LA PETITE REVUE
Critique littéraire et théâtrale
Feb 5, 2024
Les années à rebours
Après la « Saga des Cazalet » parue en 5 volumes entre 2020 et 2022 et chroniquée dans nos colonnes, les éditions de la Table Ronde publient la traduction, par Leïla Colombier, du deuxième roman d’Elizabeth Jane Howard, « La Longue vue ».

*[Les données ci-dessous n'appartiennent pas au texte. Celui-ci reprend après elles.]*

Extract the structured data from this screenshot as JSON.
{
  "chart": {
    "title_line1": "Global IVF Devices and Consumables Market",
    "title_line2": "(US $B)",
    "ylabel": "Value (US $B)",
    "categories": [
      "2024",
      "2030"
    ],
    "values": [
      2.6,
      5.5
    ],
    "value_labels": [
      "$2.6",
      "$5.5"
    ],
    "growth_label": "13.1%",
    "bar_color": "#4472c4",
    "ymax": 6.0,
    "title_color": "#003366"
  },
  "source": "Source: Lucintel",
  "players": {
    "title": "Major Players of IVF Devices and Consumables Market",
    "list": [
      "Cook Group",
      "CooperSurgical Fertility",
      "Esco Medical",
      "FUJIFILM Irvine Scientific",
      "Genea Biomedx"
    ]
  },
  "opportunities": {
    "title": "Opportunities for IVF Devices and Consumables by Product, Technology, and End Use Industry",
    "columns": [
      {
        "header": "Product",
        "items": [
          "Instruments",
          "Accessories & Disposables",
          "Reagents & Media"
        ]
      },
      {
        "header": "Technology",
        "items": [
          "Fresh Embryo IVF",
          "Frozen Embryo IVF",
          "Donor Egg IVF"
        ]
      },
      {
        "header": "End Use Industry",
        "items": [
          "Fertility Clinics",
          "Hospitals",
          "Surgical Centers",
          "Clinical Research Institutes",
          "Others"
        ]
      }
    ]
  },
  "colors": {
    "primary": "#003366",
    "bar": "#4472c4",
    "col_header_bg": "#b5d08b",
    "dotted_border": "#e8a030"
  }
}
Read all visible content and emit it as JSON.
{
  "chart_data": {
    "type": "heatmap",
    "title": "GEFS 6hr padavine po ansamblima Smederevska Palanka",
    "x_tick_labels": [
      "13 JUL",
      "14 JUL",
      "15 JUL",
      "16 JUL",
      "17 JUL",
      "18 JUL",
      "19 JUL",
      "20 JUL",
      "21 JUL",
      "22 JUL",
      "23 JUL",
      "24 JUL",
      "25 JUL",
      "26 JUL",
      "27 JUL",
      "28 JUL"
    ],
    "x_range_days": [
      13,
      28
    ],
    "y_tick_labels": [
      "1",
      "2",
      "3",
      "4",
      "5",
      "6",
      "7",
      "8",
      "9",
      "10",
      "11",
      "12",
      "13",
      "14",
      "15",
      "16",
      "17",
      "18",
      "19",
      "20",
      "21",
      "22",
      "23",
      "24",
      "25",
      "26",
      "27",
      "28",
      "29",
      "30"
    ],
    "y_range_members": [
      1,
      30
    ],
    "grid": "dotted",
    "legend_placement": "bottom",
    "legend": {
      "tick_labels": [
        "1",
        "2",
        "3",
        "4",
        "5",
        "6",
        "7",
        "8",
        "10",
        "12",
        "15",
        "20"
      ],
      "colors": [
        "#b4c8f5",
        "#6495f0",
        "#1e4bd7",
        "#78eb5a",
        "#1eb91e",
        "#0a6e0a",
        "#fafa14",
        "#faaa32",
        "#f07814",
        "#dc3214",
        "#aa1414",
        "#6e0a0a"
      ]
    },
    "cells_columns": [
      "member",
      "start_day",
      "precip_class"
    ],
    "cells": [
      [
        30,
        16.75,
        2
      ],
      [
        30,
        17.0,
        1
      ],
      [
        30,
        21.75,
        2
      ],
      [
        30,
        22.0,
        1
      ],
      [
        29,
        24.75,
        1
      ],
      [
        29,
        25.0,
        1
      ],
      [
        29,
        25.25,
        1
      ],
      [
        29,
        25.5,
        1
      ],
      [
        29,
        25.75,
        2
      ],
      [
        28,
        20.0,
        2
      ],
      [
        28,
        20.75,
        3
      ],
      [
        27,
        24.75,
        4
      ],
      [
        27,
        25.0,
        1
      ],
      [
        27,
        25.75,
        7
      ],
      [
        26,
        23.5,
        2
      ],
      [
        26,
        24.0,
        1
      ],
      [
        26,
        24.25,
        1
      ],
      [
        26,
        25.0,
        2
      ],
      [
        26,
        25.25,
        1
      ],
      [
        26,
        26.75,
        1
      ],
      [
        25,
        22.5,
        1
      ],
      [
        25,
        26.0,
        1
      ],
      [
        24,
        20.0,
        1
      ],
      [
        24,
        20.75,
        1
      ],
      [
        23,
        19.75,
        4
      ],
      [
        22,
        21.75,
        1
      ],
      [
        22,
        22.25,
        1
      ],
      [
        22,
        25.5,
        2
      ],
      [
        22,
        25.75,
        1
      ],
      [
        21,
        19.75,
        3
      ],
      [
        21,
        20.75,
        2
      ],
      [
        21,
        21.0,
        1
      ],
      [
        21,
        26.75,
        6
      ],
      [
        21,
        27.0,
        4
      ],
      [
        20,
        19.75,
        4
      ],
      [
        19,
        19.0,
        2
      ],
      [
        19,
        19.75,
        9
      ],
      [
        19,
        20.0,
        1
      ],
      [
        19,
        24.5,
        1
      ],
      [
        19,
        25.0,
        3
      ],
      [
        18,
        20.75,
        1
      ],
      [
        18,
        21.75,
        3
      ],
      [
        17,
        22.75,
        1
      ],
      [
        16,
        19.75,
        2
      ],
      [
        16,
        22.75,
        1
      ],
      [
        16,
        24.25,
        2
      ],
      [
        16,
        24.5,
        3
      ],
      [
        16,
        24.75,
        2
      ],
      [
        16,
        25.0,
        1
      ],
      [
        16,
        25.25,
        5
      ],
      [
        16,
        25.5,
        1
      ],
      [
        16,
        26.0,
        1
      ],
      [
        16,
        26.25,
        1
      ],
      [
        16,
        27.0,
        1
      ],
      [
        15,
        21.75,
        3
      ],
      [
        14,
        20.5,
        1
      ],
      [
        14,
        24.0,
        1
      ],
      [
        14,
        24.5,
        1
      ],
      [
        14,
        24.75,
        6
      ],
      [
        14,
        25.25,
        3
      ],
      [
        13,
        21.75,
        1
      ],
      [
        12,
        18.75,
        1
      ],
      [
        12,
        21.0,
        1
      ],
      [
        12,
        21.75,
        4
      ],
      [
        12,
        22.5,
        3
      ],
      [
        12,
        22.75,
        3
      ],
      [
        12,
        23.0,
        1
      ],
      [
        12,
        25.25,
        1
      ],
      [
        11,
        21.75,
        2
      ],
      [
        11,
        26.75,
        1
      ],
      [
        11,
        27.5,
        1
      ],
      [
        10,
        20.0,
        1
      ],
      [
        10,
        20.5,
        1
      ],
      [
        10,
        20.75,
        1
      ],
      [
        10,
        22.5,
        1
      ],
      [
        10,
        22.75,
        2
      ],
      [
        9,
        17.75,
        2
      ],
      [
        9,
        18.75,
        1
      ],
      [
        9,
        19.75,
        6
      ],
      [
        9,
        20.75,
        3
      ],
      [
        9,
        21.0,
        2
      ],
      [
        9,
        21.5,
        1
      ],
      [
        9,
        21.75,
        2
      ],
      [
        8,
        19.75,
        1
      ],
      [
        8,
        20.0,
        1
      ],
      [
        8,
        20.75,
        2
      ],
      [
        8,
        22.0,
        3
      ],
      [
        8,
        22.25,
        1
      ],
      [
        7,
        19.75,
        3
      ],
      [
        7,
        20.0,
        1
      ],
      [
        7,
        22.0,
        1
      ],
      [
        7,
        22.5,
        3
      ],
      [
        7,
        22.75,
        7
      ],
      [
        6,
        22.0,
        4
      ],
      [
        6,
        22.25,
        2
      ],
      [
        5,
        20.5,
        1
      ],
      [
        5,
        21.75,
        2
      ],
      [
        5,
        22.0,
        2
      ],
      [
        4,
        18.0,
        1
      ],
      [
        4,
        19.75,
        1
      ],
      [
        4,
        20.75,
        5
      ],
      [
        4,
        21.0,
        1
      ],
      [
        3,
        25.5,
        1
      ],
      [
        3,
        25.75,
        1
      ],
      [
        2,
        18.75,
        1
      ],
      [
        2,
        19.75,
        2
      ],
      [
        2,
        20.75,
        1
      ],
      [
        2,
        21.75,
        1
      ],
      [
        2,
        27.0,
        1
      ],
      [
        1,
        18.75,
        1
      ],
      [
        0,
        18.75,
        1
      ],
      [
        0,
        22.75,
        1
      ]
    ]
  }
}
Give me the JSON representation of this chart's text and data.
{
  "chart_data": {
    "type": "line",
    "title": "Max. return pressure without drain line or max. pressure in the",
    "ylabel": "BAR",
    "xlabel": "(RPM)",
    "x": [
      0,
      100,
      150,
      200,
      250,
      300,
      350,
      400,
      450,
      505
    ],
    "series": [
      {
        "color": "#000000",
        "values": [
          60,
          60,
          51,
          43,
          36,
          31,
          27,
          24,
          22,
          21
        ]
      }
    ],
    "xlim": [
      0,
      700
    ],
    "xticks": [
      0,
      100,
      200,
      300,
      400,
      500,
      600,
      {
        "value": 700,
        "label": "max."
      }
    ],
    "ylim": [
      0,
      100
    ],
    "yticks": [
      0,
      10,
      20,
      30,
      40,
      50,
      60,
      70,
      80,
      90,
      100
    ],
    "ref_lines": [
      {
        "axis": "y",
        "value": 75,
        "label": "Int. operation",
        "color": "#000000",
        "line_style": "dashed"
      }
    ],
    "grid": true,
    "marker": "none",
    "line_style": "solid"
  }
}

On y suit quelques épisodes de la vie d’Antonia, mariée à Conrad Fleming et mère de deux enfants, Julian et Deirdre. Le roman est composé de cinq parties qui retracent des moments saillants dans la trajectoire du personnage féminin, de sa jeunesse à sa maturité, avec une particularité : le récit se fait à l’envers. Le roman s’ouvre en 1950, puis traite les années 1942, 1937, 1927 et 1926. Rien n’est laissé au hasard dans ce montage narratif original, constitué d’ellipses signifiantes et de liens subtils entre les différentes parties. Les phrases d’ouverture constituent des variations autour de l’incipit du roman : « la situation était la suivante » - formulation qui met l’accent sur la comédie sociale que constitue la vie de la bourgeoisie dans les années 50 en Angleterre. Seule la phrase qui ouvre la dernière partie change, marquant une rupture : elle revient en effet sur l’être profond d’Antonia, avant le vernis social qu’a déposé le mariage sur sa personnalité.
Le charme propre à l’écriture d’Elizabeth Jane Howard opère dès les premières lignes qui évoquent les préparatifs d’un dîner à Campden Hill Square. L’écrivaine excelle dans la peinture des personnages, associant une grande subtilité psychologique à la finesse de la description sociale. On retrouve les caractéristiques qui seront à l’œuvre dans la saga des Cazalet : le jeu sur les ellipses temporelles, la mise en scène sans concession du couple, le rapport entre parents et enfants. À travers le personnage d’Antonia, l’auteure insiste particulièrement sur le statut social des femmes et leur dépendance aux hommes. Mais elle ne cède pas à la simplification ou au manichéisme et dévoile toute la complexité des relations humaines en dressant un portrait noir et mélancolique du personnage masculin. En effet, et c’est là l’une des réussites de ses romans, Elizabeth Jane Howard réussit particulièrement bien à glisser d’un personnage à l’autre et à en rendre compte, parfois en quelques paragraphes seulement, avec une grande profondeur.
Souhaitons donc que les éditions de la Table Ronde poursuivent leur travail de traduction de cette œuvre d’une grande qualité.
A.K.
Elizabeth Jane Howard, « La longue vue », traduit de l’anglais par Leïla Colombier, éditions de la Table Ronde, « Quai Voltaire », 2023, 464 p.